The mpool operational model is intentionally aligned to that of Linux LVM to the degree practical. Mpool APIs are provided to

  • Create and destroy an mpool
  • Activate and deactivate an mpool
  • Scan for all mpools on a system and optionally activate or deactivate them
  • Manage mpool attributes
  • Add a media class to an mpool
  • Extend the capacity of an mpool media class
  • Attach an application-type ID to an mpool identifying the client storing data

These APIs are reflected in the mpool CLI commands used in the mpool configuration examples. The mpool media class abstraction is also described with those examples.

Object Model

Mpool implements an object store with two simple object abstractions: media blocks (mblocks) and media logs (mlogs).

mblocks

Mblock objects are containers comprising a linear sequence of bytes that can be written exactly once, are immutable after writing, and can be read in whole or in part as needed until deleted. Mblocks in a given media class are fixed size, which is configured when an mpool media class is created, though the amount of data written to mblocks may differ.

The mblock APIs implement a pattern whereby an mblock is allocated, written, and then committed or aborted. An mblock is not persistent or readable until committed, and a system failure prior to commit results in the same logical mpool state as if the mblock had never been allocated. An mblock allocation returns an object ID (OID) that is used to write and commit; read as needed; and delete the mblock. This API pattern is designed to simplify metadata management for mpool clients, for example in transaction logging mblock OIDs.

mlogs

Mlog objects are containers for record logging. Records of arbitrary size can be appended to an mlog until it is full. Once full, an mlog must be erased before additional records can be appended. Mlog records can be read sequentially from the beginning at any time.
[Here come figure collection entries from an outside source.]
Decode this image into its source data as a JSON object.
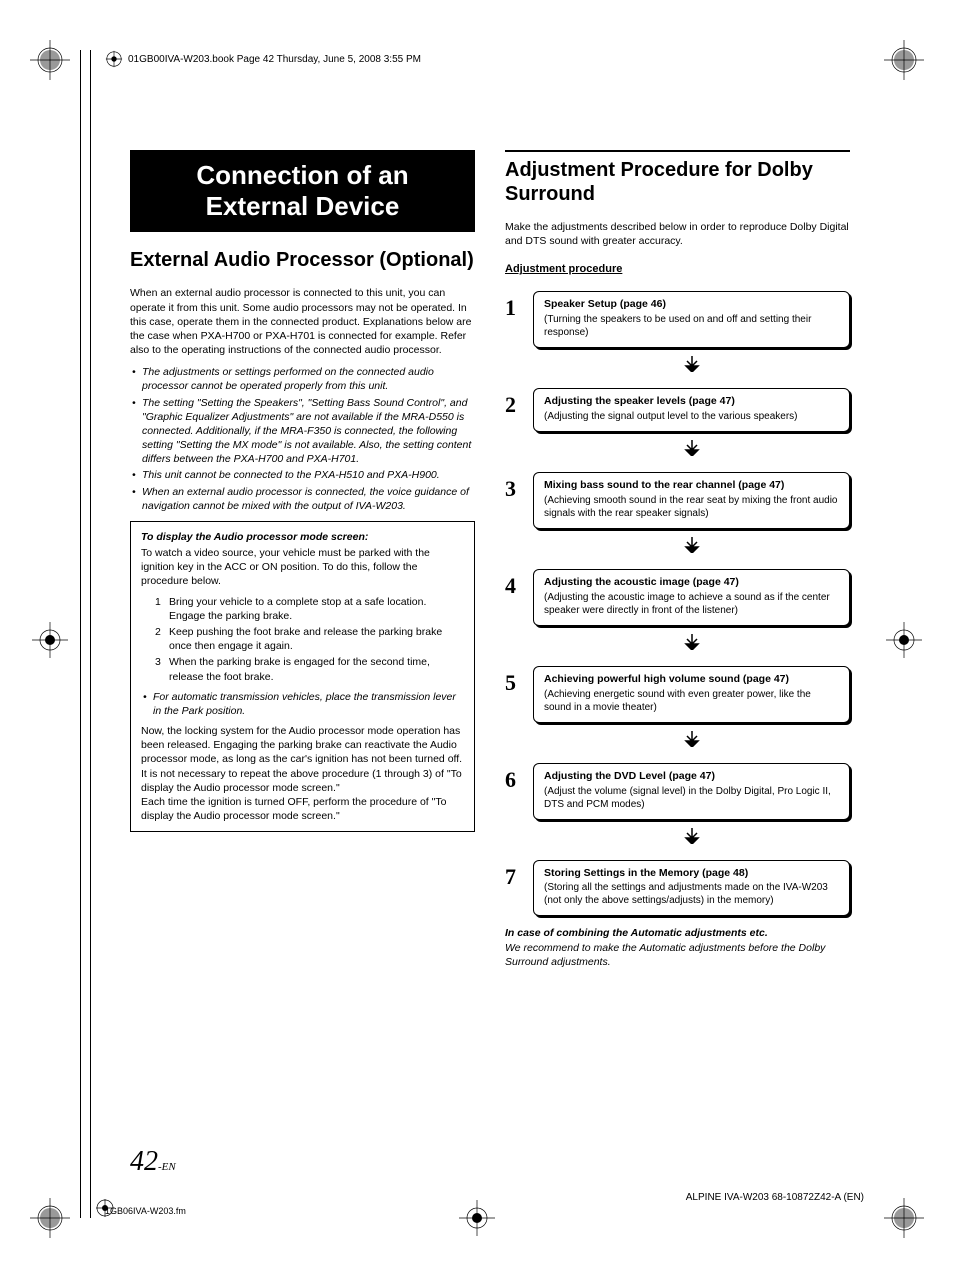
{
  "header": {
    "text": "01GB00IVA-W203.book  Page 42  Thursday, June 5, 2008  3:55 PM"
  },
  "left": {
    "banner_line1": "Connection of an",
    "banner_line2": "External Device",
    "section_title": "External Audio Processor (Optional)",
    "intro": "When an external audio processor is connected to this unit, you can operate it from this unit.  Some audio processors may not be operated. In this case, operate them in the connected product.  Explanations below are the case when PXA-H700 or PXA-H701 is connected for example. Refer also to the operating instructions of the connected audio processor.",
    "bullets": [
      "The adjustments or settings performed on the connected audio processor cannot be operated properly from this unit.",
      "The setting \"Setting the Speakers\", \"Setting Bass Sound Control\", and \"Graphic Equalizer Adjustments\" are not available if the MRA-D550 is connected. Additionally, if the MRA-F350 is connected, the following setting \"Setting the MX mode\" is not available. Also, the setting content differs between the PXA-H700 and PXA-H701.",
      "This unit cannot be connected to the PXA-H510 and PXA-H900.",
      "When an external audio processor is connected, the voice guidance of navigation cannot be mixed with the output of IVA-W203."
    ],
    "proc": {
      "heading": "To display the Audio processor mode screen:",
      "lead": "To watch a video source, your vehicle must be parked with the ignition key in the ACC or ON position. To do this, follow the procedure below.",
      "items": [
        "Bring your vehicle to a complete stop at a safe location. Engage the parking brake.",
        "Keep pushing the foot brake and release the parking brake once then engage it again.",
        "When the parking brake is engaged for the second time, release the foot brake."
      ],
      "sub_bullet": "For automatic transmission vehicles, place the transmission lever in the Park position.",
      "body2": "Now, the locking system for the Audio processor mode operation has been released. Engaging the parking brake can reactivate the Audio processor mode, as long as the car's ignition has not been turned off.  It is not necessary to repeat the above procedure (1 through 3) of \"To display the Audio processor mode screen.\"",
      "body3": "Each time the ignition is turned OFF, perform the procedure of \"To display the Audio processor mode screen.\""
    }
  },
  "right": {
    "section_title": "Adjustment Procedure for Dolby Surround",
    "intro": "Make the adjustments described below in order to reproduce Dolby Digital and DTS sound with greater accuracy.",
    "sub_heading": "Adjustment procedure",
    "steps": [
      {
        "n": "1",
        "title": "Speaker Setup (page 46)",
        "desc": "(Turning the speakers to be used on and off and setting their response)"
      },
      {
        "n": "2",
        "title": "Adjusting the speaker levels (page 47)",
        "desc": "(Adjusting the signal output level to the various speakers)"
      },
      {
        "n": "3",
        "title": "Mixing bass sound to the rear channel (page 47)",
        "desc": "(Achieving smooth sound in the rear seat by mixing the front audio signals with the rear speaker signals)"
      },
      {
        "n": "4",
        "title": "Adjusting the acoustic image (page 47)",
        "desc": "(Adjusting the acoustic image to achieve a sound as if the center speaker were directly in front of the listener)"
      },
      {
        "n": "5",
        "title": "Achieving powerful high volume sound (page 47)",
        "desc": "(Achieving energetic sound with even greater power, like the sound in a movie theater)"
      },
      {
        "n": "6",
        "title": "Adjusting the DVD Level (page 47)",
        "desc": "(Adjust the volume (signal level) in the Dolby Digital, Pro Logic II, DTS and PCM modes)"
      },
      {
        "n": "7",
        "title": "Storing Settings in the Memory (page 48)",
        "desc": "(Storing all the settings and adjustments made on the IVA-W203 (not only the above settings/adjusts) in the memory)"
      }
    ],
    "note_title": "In case of combining the Automatic adjustments etc.",
    "note_body": "We recommend to make the Automatic adjustments before the Dolby Surround adjustments."
  },
  "footer": {
    "page_num": "42",
    "page_suffix": "-EN",
    "file": "1GB06IVA-W203.fm",
    "right": "ALPINE IVA-W203 68-10872Z42-A (EN)"
  },
  "colors": {
    "black": "#000000",
    "white": "#ffffff"
  }
}
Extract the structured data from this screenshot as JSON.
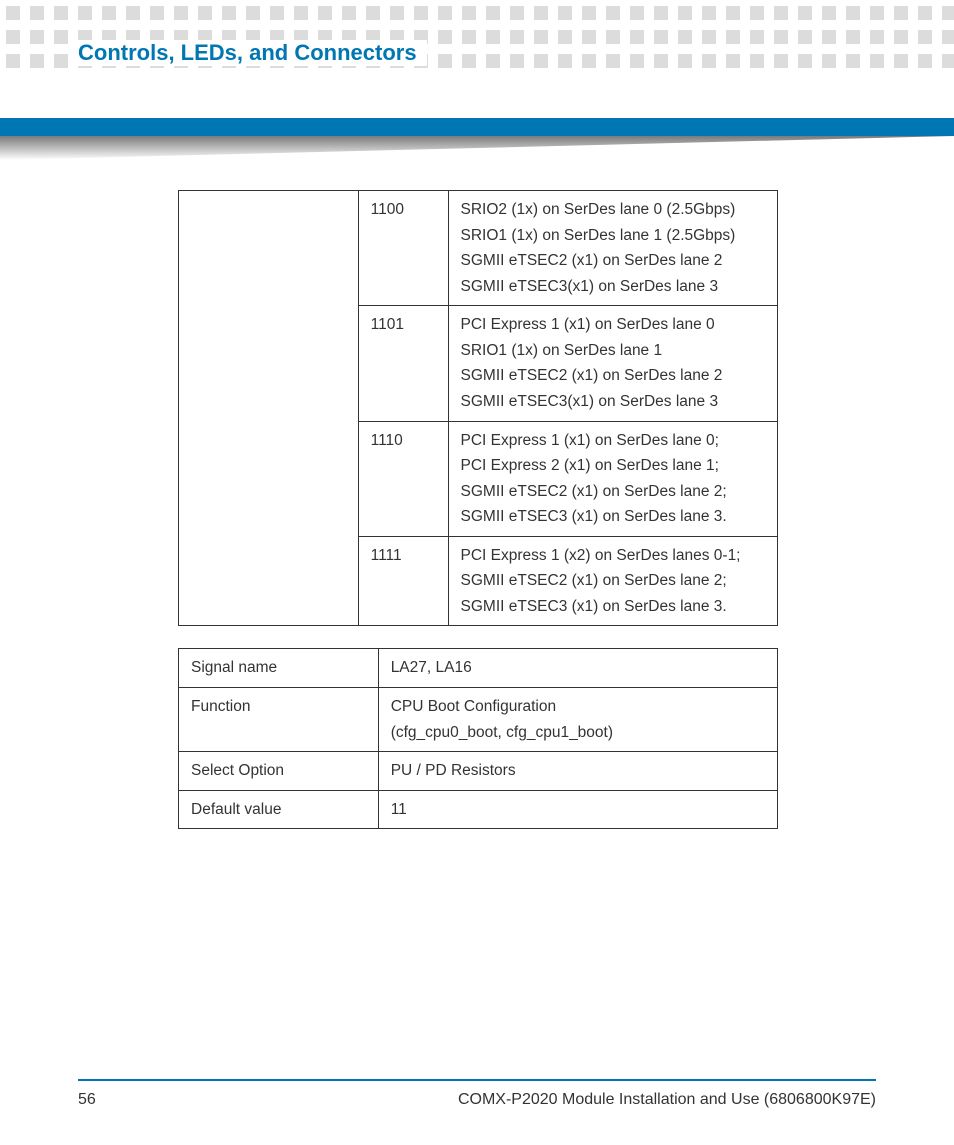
{
  "header": {
    "section_title": "Controls, LEDs, and Connectors",
    "title_color": "#0077b3",
    "bar_color": "#0077b3",
    "square_color": "#dcdcdc"
  },
  "table1": {
    "type": "table",
    "border_color": "#333333",
    "font_size": 15.5,
    "columns": [
      "spanner",
      "code",
      "description"
    ],
    "rows": [
      {
        "code": "1100",
        "desc": [
          "SRIO2 (1x) on SerDes lane 0 (2.5Gbps)",
          "SRIO1 (1x) on SerDes lane 1 (2.5Gbps)",
          "SGMII eTSEC2 (x1) on SerDes lane 2",
          "SGMII eTSEC3(x1) on SerDes lane 3"
        ]
      },
      {
        "code": "1101",
        "desc": [
          "PCI Express 1 (x1) on SerDes lane 0",
          "SRIO1 (1x) on SerDes lane 1",
          "SGMII eTSEC2 (x1) on SerDes lane 2",
          "SGMII eTSEC3(x1) on SerDes lane 3"
        ]
      },
      {
        "code": "1110",
        "desc": [
          "PCI Express 1 (x1) on SerDes lane 0;",
          "PCI Express 2 (x1) on SerDes lane 1;",
          "SGMII eTSEC2 (x1) on SerDes lane 2;",
          "SGMII eTSEC3 (x1) on SerDes lane 3."
        ]
      },
      {
        "code": "1111",
        "desc": [
          "PCI Express 1 (x2) on SerDes lanes 0-1;",
          "SGMII eTSEC2 (x1) on SerDes lane 2;",
          "SGMII eTSEC3 (x1) on SerDes lane 3."
        ]
      }
    ]
  },
  "table2": {
    "type": "table",
    "border_color": "#333333",
    "font_size": 15.5,
    "rows": [
      {
        "label": "Signal name",
        "value": [
          "LA27, LA16"
        ]
      },
      {
        "label": "Function",
        "value": [
          "CPU Boot Configuration",
          "(cfg_cpu0_boot, cfg_cpu1_boot)"
        ]
      },
      {
        "label": "Select Option",
        "value": [
          "PU / PD Resistors"
        ]
      },
      {
        "label": "Default value",
        "value": [
          "11"
        ]
      }
    ]
  },
  "footer": {
    "page_number": "56",
    "doc_title": "COMX-P2020 Module Installation and Use (6806800K97E)",
    "rule_color": "#0077b3"
  }
}
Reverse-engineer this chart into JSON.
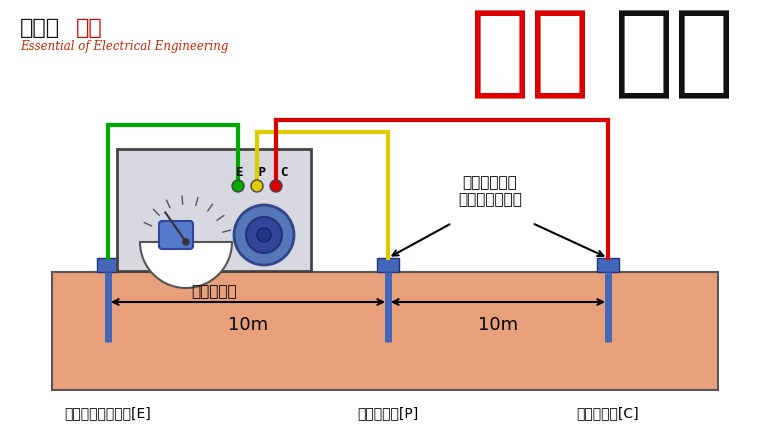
{
  "bg_color": "#ffffff",
  "title_red": "接地",
  "title_black": "工事",
  "logo_kanji": "電気の",
  "logo_red": "神髄",
  "logo_sub": "Essential of Electrical Engineering",
  "ground_color": "#E8A07A",
  "ground_edge": "#555555",
  "meter_color": "#d8d8e0",
  "meter_edge": "#444444",
  "electrode_color": "#4466BB",
  "wire_green": "#00AA00",
  "wire_yellow": "#DDCC00",
  "wire_red": "#DD0000",
  "label_e": "測定したい接地極[E]",
  "label_p": "補助接地極[P]",
  "label_c": "補助接地極[C]",
  "label_meter": "接地抵抗計",
  "annotation": "補助接地極を\n地中に打ち込む",
  "label_10m": "10m"
}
Mlogs in a media class are always a multiple of the mblock size for that media class.

The mlog APIs implement a pattern whereby an mlog is allocated and then committed or aborted. An mlog is not persistent or accessible until committed, and a system failure prior to commit results in the same logical mpool state as if the mlog had never been allocated. An mlog allocation returns an OID that is used to commit; append, flush, erase, or read as needed; and delete the mlog. Here again, this API pattern is designed to simplify metadata management for clients, for example in transaction logging mlog OIDs.

mcache maps

Mblock and mlog writes avoid the Linux page cache. Mblocks are written, committed, and made immutable before they can be read either directly (avoiding the page cache) or memory-mapped. Mlogs are always read and updated directly and cannot be memory-mapped.

Mblocks are memory-mapped by creating an mcache map. The mcache map APIs allow an arbitrary collection of mblocks (specified as a vector of mblock OIDs) to be mapped linearly into the virtual address space of an mpool client. Creating an mcache map returns a handle that can be used to get the base address of an mblock; get a vector of addresses for a specified set of page offsets in one or more mblocks; give advise about an address range within an mblock; and purge or unmap the mblocks in the mcache map.

The ability to memory-map an arbitrary collection of mblocks allows a client to store related information in multiple mblocks and then memory-map that information as a unit.

Summary

The mpool object model is intentionally restrictive to align to both traditional block interfaces, and emerging SSD interfaces, such as NVMe Zoned Namespaces (ZNS), that impose constraints on I/Os, especially writes. Mpool is also designed for use with persistent memory. The mpool object model insulates applications from these storage device and media details.

MDC Model

Mpool provides the metadata container (MDC) APIs that clients can use for storing and maintaining metadata. These MDC APIs are implemented as helper functions built on a pair of mlogs per MDC.

The MDC APIs make it easy for a client to

  • Append metadata update records to the active mlog of an MDC until it is full (or exceeds some client-specific threshold)
  • Flag the start of a compaction which marks the other mlog of the MDC as active
  • Re-serialize its metadata by appending it to the (newly) active mlog of the MDC
  • Flag the end of the compaction
  • Continue appending metadata update records to the MDC until the above process repeats

The MDC API functions handle all failures, including crash recovery, by using special markers recognized by the mlog implementation.

When an mpool is created, a pair of mlogs are instantiated with well-known OIDs comprising the root MDC of the mpool. The root MDC provides a location for mpool clients to store whatever metadata they need for start-up.